John picked up the instructions quickly and earned the teacher’s praise of “and that’s how it’s done.” To me he nicely said, “That’s the spirit.”

Well worth the 62 Euro fee, and cheaper than a private lesson in NYC! Elmayer is located at Braeunerstrasse 13, just two blocks down a feeder street from Graben Street, the main pedestrian shopping street. We were happy that we had selected Elmayer, considered Vienna’s most famous dance school and highly recommend our instructors.

While we were in Vienna we visited the other school I had researched online to see their studio, the Rueff Dance School at Friedrich-Schmidt-Platz 4, on the street behind the Rathaus.

I was curious to see this school where they offered the drop in “Blitz” dance lesson. I briefly spoke with school owner Yvonne Rueff and learned that waltz lessons are held in German and English, and in other languages by prior arrangement including Japanese and Russian and the cost is 50 Euros per couple.

Both schools are conveniently located to the tour drop off spot near St. Stephen‘s church.

How can you book your waltz lesson at Elmayer?
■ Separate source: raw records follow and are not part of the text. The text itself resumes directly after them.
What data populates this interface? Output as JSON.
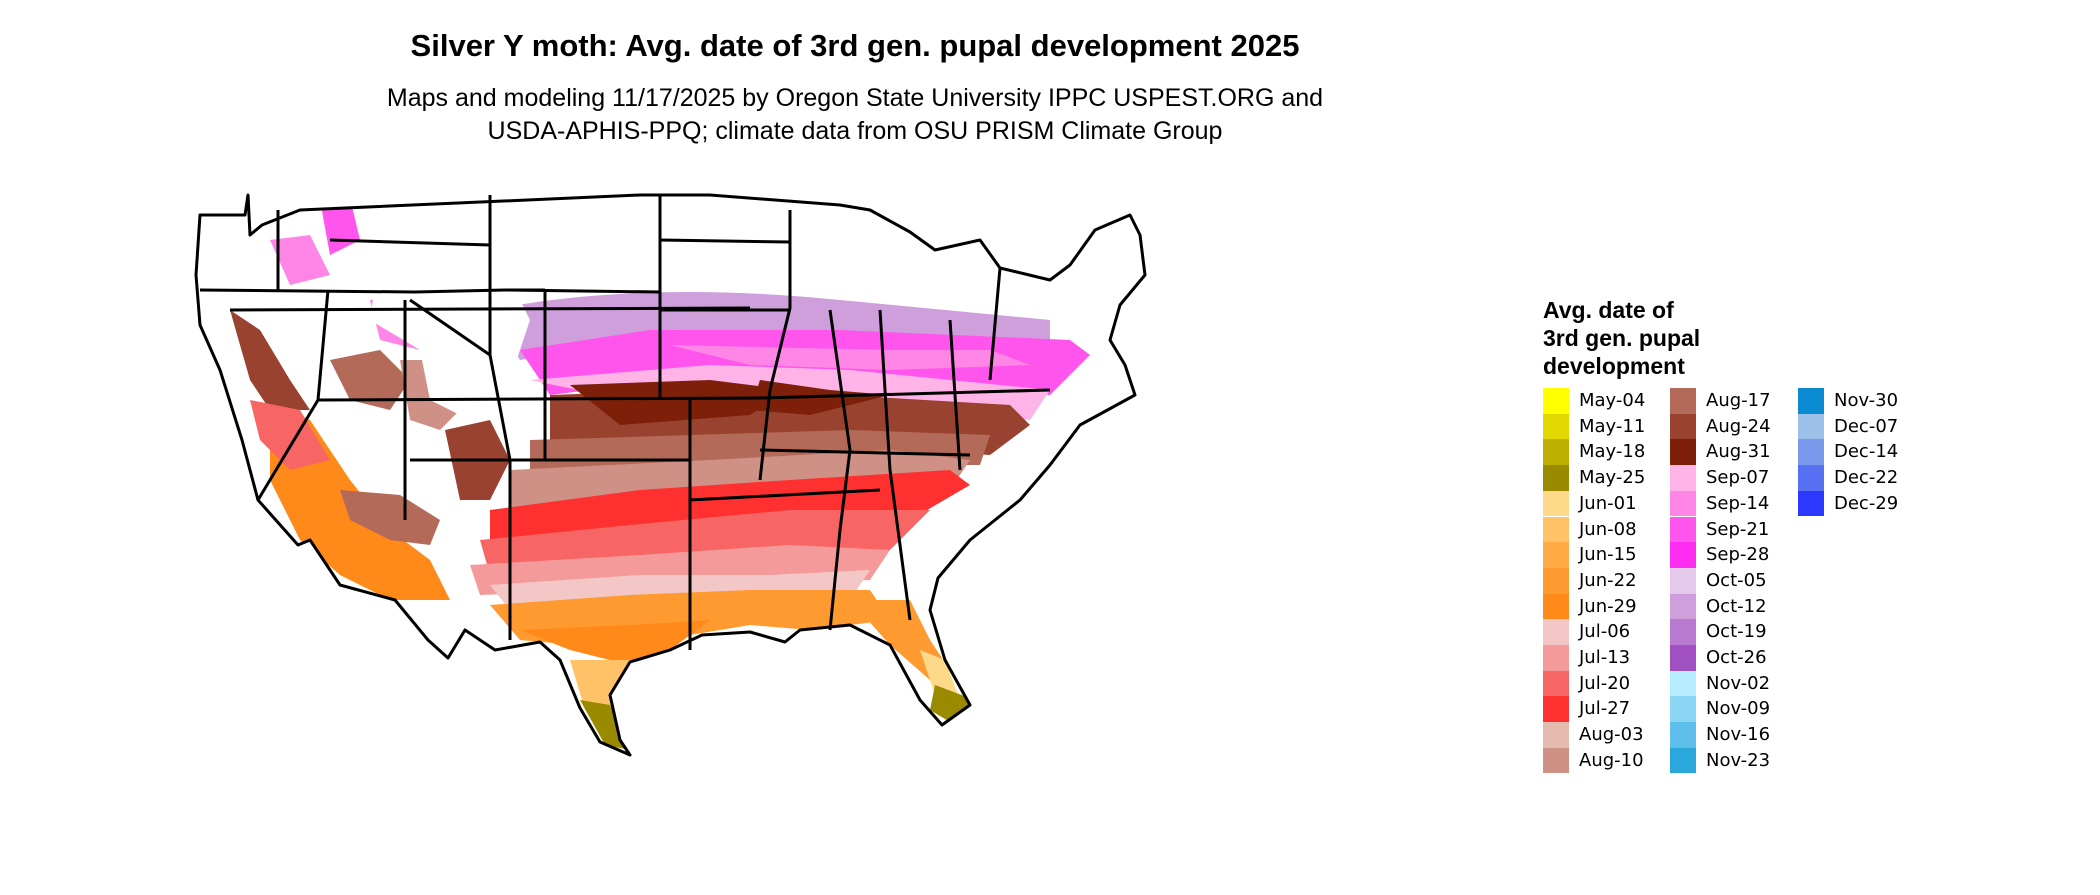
{
  "title": "Silver Y moth: Avg. date of 3rd gen. pupal development 2025",
  "subtitle_line1": "Maps and modeling 11/17/2025 by Oregon State University IPPC USPEST.ORG and",
  "subtitle_line2": "USDA-APHIS-PPQ; climate data from OSU PRISM Climate Group",
  "map": {
    "region": "Contiguous United States",
    "state_border_color": "#000000",
    "no_data_color": "#ffffff"
  },
  "legend": {
    "title_lines": [
      "Avg. date of",
      "3rd gen. pupal",
      "development"
    ],
    "columns": [
      [
        {
          "label": "May-04",
          "color": "#ffff00"
        },
        {
          "label": "May-11",
          "color": "#e0d800"
        },
        {
          "label": "May-18",
          "color": "#bdb000"
        },
        {
          "label": "May-25",
          "color": "#9a8a00"
        },
        {
          "label": "Jun-01",
          "color": "#ffd98a"
        },
        {
          "label": "Jun-08",
          "color": "#ffc266"
        },
        {
          "label": "Jun-15",
          "color": "#ffab45"
        },
        {
          "label": "Jun-22",
          "color": "#ff9a30"
        },
        {
          "label": "Jun-29",
          "color": "#ff8a1a"
        },
        {
          "label": "Jul-06",
          "color": "#f4c7c7"
        },
        {
          "label": "Jul-13",
          "color": "#f59a9a"
        },
        {
          "label": "Jul-20",
          "color": "#f76565"
        },
        {
          "label": "Jul-27",
          "color": "#ff3030"
        },
        {
          "label": "Aug-03",
          "color": "#e5bbb0"
        },
        {
          "label": "Aug-10",
          "color": "#cf9185"
        }
      ],
      [
        {
          "label": "Aug-17",
          "color": "#b36a58"
        },
        {
          "label": "Aug-24",
          "color": "#9a4230"
        },
        {
          "label": "Aug-31",
          "color": "#7e1f0a"
        },
        {
          "label": "Sep-07",
          "color": "#ffb3e6"
        },
        {
          "label": "Sep-14",
          "color": "#ff86e6"
        },
        {
          "label": "Sep-21",
          "color": "#ff55ec"
        },
        {
          "label": "Sep-28",
          "color": "#ff2cf2"
        },
        {
          "label": "Oct-05",
          "color": "#e5c9ec"
        },
        {
          "label": "Oct-12",
          "color": "#cf9fdc"
        },
        {
          "label": "Oct-19",
          "color": "#b87ad0"
        },
        {
          "label": "Oct-26",
          "color": "#a050c0"
        },
        {
          "label": "Nov-02",
          "color": "#b5ecff"
        },
        {
          "label": "Nov-09",
          "color": "#8ad6f4"
        },
        {
          "label": "Nov-16",
          "color": "#5ec0ea"
        },
        {
          "label": "Nov-23",
          "color": "#2aa8dc"
        }
      ],
      [
        {
          "label": "Nov-30",
          "color": "#0a8ad0"
        },
        {
          "label": "Dec-07",
          "color": "#9cc0e8"
        },
        {
          "label": "Dec-14",
          "color": "#7a98ec"
        },
        {
          "label": "Dec-22",
          "color": "#5870f2"
        },
        {
          "label": "Dec-29",
          "color": "#2d38ff"
        }
      ]
    ]
  }
}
Learn more at https://elmayer.at/en/dance-classes/waltz-at-elmayer/ and contact Elmayer at office@elmayer.at

More info about Rueff Dance School is at http://viennesewaltz.at/index.php?id=3&L=1 or www.tanzschulerueff.at and by email at office@tanzschulerueff.at

Note to self, suggest to AmaWaterways that they add a Waltz lesson to the choice of excursions in Vienna!

The dancing fit in nicely with the active theme of the AmaWaterways River cruises. Rather than the sightseeing bus excursions many ocean cruise lines offer to transport passengers from a ship terminal to a city, our AmaStella ship was able to pull up along the river into the center of every town and we were able to disembark right into the heart of Budapest and all other ports including Bratislava, Weissenkirchen, Ybbs,  Linz,  Passau and Vilshofen, Germany (except Vienna.)  Indeed, active tours such as walking tours, fast walking tours, hiking tours and bike tours are the hallmark of the cruise line.

The captain did an outstanding job of docking all along the Danube – and parallel parking and double parking when called for.

More dancing in Munich!

When our cruise came to an end in Vilshofen, Germany, we hitched a ride on the bus taking other passengers to the Munich airport for their flight home and then made our own way from the airport by train to Central station in Munich and walked to our hotel. We knew we wouldn’t be ready to end our vacation after the 8-day river cruise so we had booked a hotel in Munich for a 4-night stay.

The official post-cruise Munich package offered by AmaWaterways was tempting and would have included a direct transfer from the ship to the hotel, the 5-star Bayerischer Hotel and more guided tours.

But we opted to decompress on our own so we could relax in the city and then more dancing in Munich! In Munich we discovered that dancing could be had at a nearby school, in walking distance from our hotel, the Vintage Club - Swing-Tanzen in München. Schedule at www.worldofswing.com or contact info@worldofswing.com. The Munich swing calendar is at http://swinginmunich.de/en.

But our visit to Munich coincided with the Boogie-Bären dance camp (http://boogie-baeren.de/bb-dancecamp-en.html) so dances at the school were cancelled as everyone would be outside Munich in Landsberg am Lech.

No matter, we enjoyed evenings of live music listening to American standards at the piano bar in nearby Hotel Konigshof at Karlsplatz.

And by then we were too deep into our other obsession, trying every one of Munich’s six official beers so we focused on accomplishing that.

For us, perhaps our next goal will be to dance a flamenco on the river that runs thru Spain!